Management 2025-05-16T11:58:57.534Z Altes Thema, neuer Hype – zweite Miete bei Gewerbeimmobilien

Nutzerkosten senken, ohne die Miete anzutasten: Eigentümer fokussieren sich verstärkt auf die zweite Miete. Von Christoph Tholl

Es ist ein Thema, das seit Jahrzehnten in Wellen immer wieder mal Konjunktur hat, dann abtaucht und irgendwann wieder auftaucht. So auch aktuell. Gemeint sind die Nebenkosten als sogenannte zweite Miete bei Gewerbeimmobilien. Eigentümer und ihre Asset-Manager haben nach unserer Beobachtung gegenwärtig ein so hohes Interesse wie lange nicht mehr, die Nebenkosten für bestehende und neue Mieter niedrig zu halten.

Der Grund liegt natürlich darin, für Nutzer die Gesamtmietbelastung zu reduzieren, ohne dass dies die Nettomiete betrifft: Der Gewerbeimmobilienmarkt leidet in vielen Segmenten bekanntlich schon länger unter einer schwachen Nachfrage – Büro aufgrund der anhaltenden konjunkturellen Schwierigkeiten der Unternehmen sowie des Homeoffice-Effekts, Einzelhandel wegen der weit verbreiteten Kaufzurückhaltung (viele Menschen hatten im Jahresverlauf entweder weniger in der Tasche oder setzten das Sparen vor das Kaufen) und dem Wettbewerb des stationären Handels zum E-Commerce. Bei Premium-Immobilien lässt sich bei einer sinkenden zweite Miete womöglich die erste, also die Nettomiete, sogar erhöhen. 

Von Cradle-to-Cradle bis BIM

Aber wie gelingt es, die Nebenkosten tatsächlich niedrig zu halten? Vor allem im Neubau von Büro- oder Handelsflächen gibt es zahlreiche Ansätze, beispielsweise das Cradle-to-Cradle-Prinzip inklusive Bauteil- und Materialkataster im Building Information Modeling (BIM) – dadurch wird ersichtlich, wo die CO2-Intensität mit welchen Massen sitzt und wo die entsprechenden Einsparpotenziale zu heben sind. Wir plädieren dabei für das Pareto-Prinzip: Wo lassen sich mit 20 Prozent des Aufwands 80 Prozent an Einsparung erzielen?

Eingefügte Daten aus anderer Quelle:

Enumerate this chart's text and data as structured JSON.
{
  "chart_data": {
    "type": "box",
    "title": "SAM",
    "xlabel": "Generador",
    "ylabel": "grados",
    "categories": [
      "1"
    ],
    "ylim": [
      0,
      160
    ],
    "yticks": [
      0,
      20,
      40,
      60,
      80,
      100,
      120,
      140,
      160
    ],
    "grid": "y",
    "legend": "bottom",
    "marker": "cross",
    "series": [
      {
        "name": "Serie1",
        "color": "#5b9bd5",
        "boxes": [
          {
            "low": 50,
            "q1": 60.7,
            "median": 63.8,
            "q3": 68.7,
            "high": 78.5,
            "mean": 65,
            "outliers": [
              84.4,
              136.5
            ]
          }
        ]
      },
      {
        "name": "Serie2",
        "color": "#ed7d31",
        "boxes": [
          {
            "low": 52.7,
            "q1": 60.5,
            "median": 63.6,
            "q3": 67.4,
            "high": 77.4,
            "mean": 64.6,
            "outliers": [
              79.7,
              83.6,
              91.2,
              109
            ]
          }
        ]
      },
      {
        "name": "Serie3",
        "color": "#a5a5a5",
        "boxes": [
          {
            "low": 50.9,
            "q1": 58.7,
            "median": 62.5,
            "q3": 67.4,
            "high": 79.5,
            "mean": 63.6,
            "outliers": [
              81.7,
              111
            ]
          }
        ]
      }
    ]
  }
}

Natürlich lassen sich auch ohne BIM vielfältige Maßnahmen für geringere Nebenkosten identifizieren: Photovoltaik – auf dem Dach, aber möglicherweise auch an der Fassade – zur Erzeugung von Mieterstrom und die Kombination mit Luft-Wasser-Wärmepumpen oder Erd-Wärmepumpen zur Heizung sind typische Beispiele. Generell bedeutet mehr Elektrifizierung auch mehr Chancen auf Nachhaltigkeit.

Ein weniger oft gewählter Weg kann aber auch sein, dem Lowtech-Gedanken den bewussten Vorzug vor Hightech zu geben, Stichwort Suffizienz: Eine klug gewählte Architektur erlaubt es beispielsweise, auf eine Klimaanlage zu verzichten – das Gebäude selbst kann schon durch eine günstige Ausrichtung auf dem Grundstück, durch außenliegenden Sonnenschutz, durch geeignete Materialien und je nach Möglichkeiten durch eine dickere Wandstärke vor übermäßiger Aufheizung im Sommer geschützt sein; gleiches gilt übrigens im Hinblick auf eine übermäßige Auskühlung im Winter.

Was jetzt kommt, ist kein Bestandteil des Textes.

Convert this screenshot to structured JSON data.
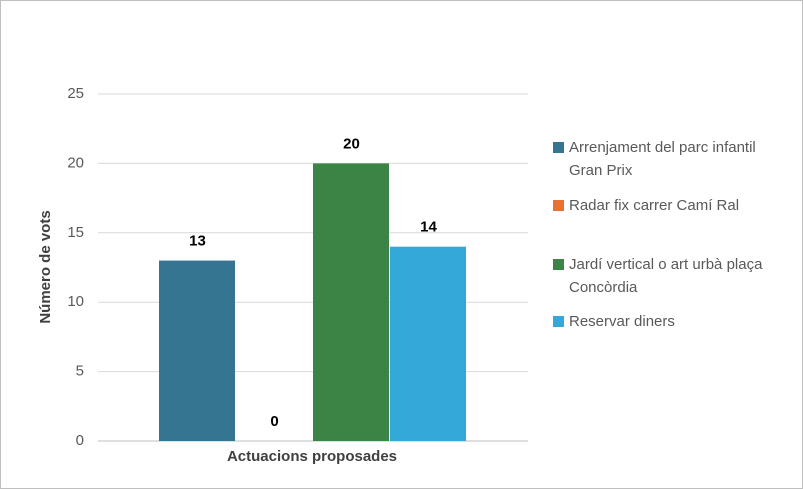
{
  "chart_data": {
    "type": "bar",
    "categories": [
      null
    ],
    "x_label": "Actuacions proposades",
    "y_label": "Número de vots",
    "series": [
      {
        "name": "Arrenjament del parc infantil Gran Prix",
        "color": "#367591",
        "values": [
          13
        ]
      },
      {
        "name": "Radar fix carrer Camí Ral",
        "color": "#e97132",
        "values": [
          0
        ]
      },
      {
        "name": "Jardí vertical o art urbà plaça Concòrdia",
        "color": "#3b8445",
        "values": [
          20
        ]
      },
      {
        "name": "Reservar diners",
        "color": "#34a9d9",
        "values": [
          14
        ]
      }
    ],
    "ylim": [
      0,
      25
    ],
    "yticks": [
      0,
      5,
      10,
      15,
      20,
      25
    ],
    "grid": true,
    "legend": "right"
  }
}
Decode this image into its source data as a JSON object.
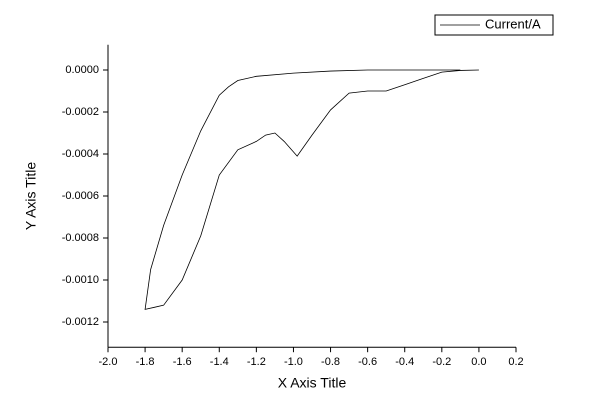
{
  "chart_data": {
    "type": "line",
    "x_label": "X Axis Title",
    "y_label": "Y Axis Title",
    "x": [
      0.0,
      -0.1,
      -0.2,
      -0.3,
      -0.4,
      -0.5,
      -0.6,
      -0.7,
      -0.8,
      -0.9,
      -0.98,
      -1.05,
      -1.1,
      -1.15,
      -1.2,
      -1.3,
      -1.4,
      -1.5,
      -1.6,
      -1.7,
      -1.75,
      -1.8,
      -1.77,
      -1.7,
      -1.6,
      -1.5,
      -1.4,
      -1.35,
      -1.3,
      -1.2,
      -1.0,
      -0.8,
      -0.6,
      -0.3,
      -0.1
    ],
    "series": [
      {
        "name": "Current/A",
        "color": "#000000",
        "values": [
          0.0,
          -2e-06,
          -1e-05,
          -4e-05,
          -7e-05,
          -0.0001,
          -0.0001,
          -0.00011,
          -0.00019,
          -0.00031,
          -0.00041,
          -0.00034,
          -0.0003,
          -0.00031,
          -0.00034,
          -0.00038,
          -0.0005,
          -0.00079,
          -0.001,
          -0.00112,
          -0.00113,
          -0.00114,
          -0.00095,
          -0.00074,
          -0.0005,
          -0.00029,
          -0.00012,
          -8e-05,
          -5e-05,
          -3e-05,
          -1.5e-05,
          -5e-06,
          0.0,
          0.0,
          0.0
        ]
      }
    ],
    "xlim": [
      -2.0,
      0.2
    ],
    "ylim": [
      -0.00132,
      0.00012
    ],
    "xticks": [
      {
        "value": -2.0,
        "label": "-2.0"
      },
      {
        "value": -1.8,
        "label": "-1.8"
      },
      {
        "value": -1.6,
        "label": "-1.6"
      },
      {
        "value": -1.4,
        "label": "-1.4"
      },
      {
        "value": -1.2,
        "label": "-1.2"
      },
      {
        "value": -1.0,
        "label": "-1.0"
      },
      {
        "value": -0.8,
        "label": "-0.8"
      },
      {
        "value": -0.6,
        "label": "-0.6"
      },
      {
        "value": -0.4,
        "label": "-0.4"
      },
      {
        "value": -0.2,
        "label": "-0.2"
      },
      {
        "value": 0.0,
        "label": "0.0"
      },
      0.2
    ],
    "yticks": [
      {
        "value": 0.0,
        "label": "0.0000"
      },
      {
        "value": -0.0002,
        "label": "-0.0002"
      },
      {
        "value": -0.0004,
        "label": "-0.0004"
      },
      {
        "value": -0.0006,
        "label": "-0.0006"
      },
      {
        "value": -0.0008,
        "label": "-0.0008"
      },
      {
        "value": -0.001,
        "label": "-0.0010"
      },
      {
        "value": -0.0012,
        "label": "-0.0012"
      }
    ],
    "grid": false,
    "legend": "top-right"
  }
}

Technik darf Einsparungen nicht aufzehren

Angesichts weiterhin hoher Energiekosten sowie der steigenden Belastung durch die (regulatorisch gewollte) CO2-„Straf“-Bepreisung für Emissionen aus dem Gebäudebetrieb, die sowohl Vermieter auch Mieter treffen, müssen Maßnahmen für weniger Nebenkosten stets auf die Energieverbräuche und -quellen, aber natürlich auch auf den Energiebedarf, die Wartungsintensität und die Reparaturanfälligkeit der technischen Gebäudeausrüstung abzielen. Denn Fakt ist: Je nach Nutzungsart wird der Vorteil eines energieeffizienten Gebäudes durch den oft damit verbundenen Einsatz von zunehmend mehr und dabei immer komplizierteren Technik aus Kostensicht erstaunlich weit aufgezehrt – wenn bei Gewerbegebäuden die TGA bis zu 50 Prozent der Gesamterstellungskosten ausmachen, wird sie womöglich indirekt Treiber einer höheren ersten Miete.

Insofern kommt es bei der TGA auf einen Gesamtblick mit möglichst wenigen Schnittstellen und möglichst wenig Informations- und Reibungsverlust an: Wer Nachhaltigkeit in der TGA von Beginn an bei der Fördermittelberatung und -gewinnung aus allen denkbaren Töpfen (EU-, Bundes-, Landes-, kommunale und Gemeindetöpfe) und dann konsequent und umfassend über alle Schritte der Planung bis hin zum Innenausbau für den Nutzer integriert statt isoliert betrachten kann, wird bessere Lösungen bieten – sowohl aus ökonomischer als auch aus Nachhaltigkeitssicht.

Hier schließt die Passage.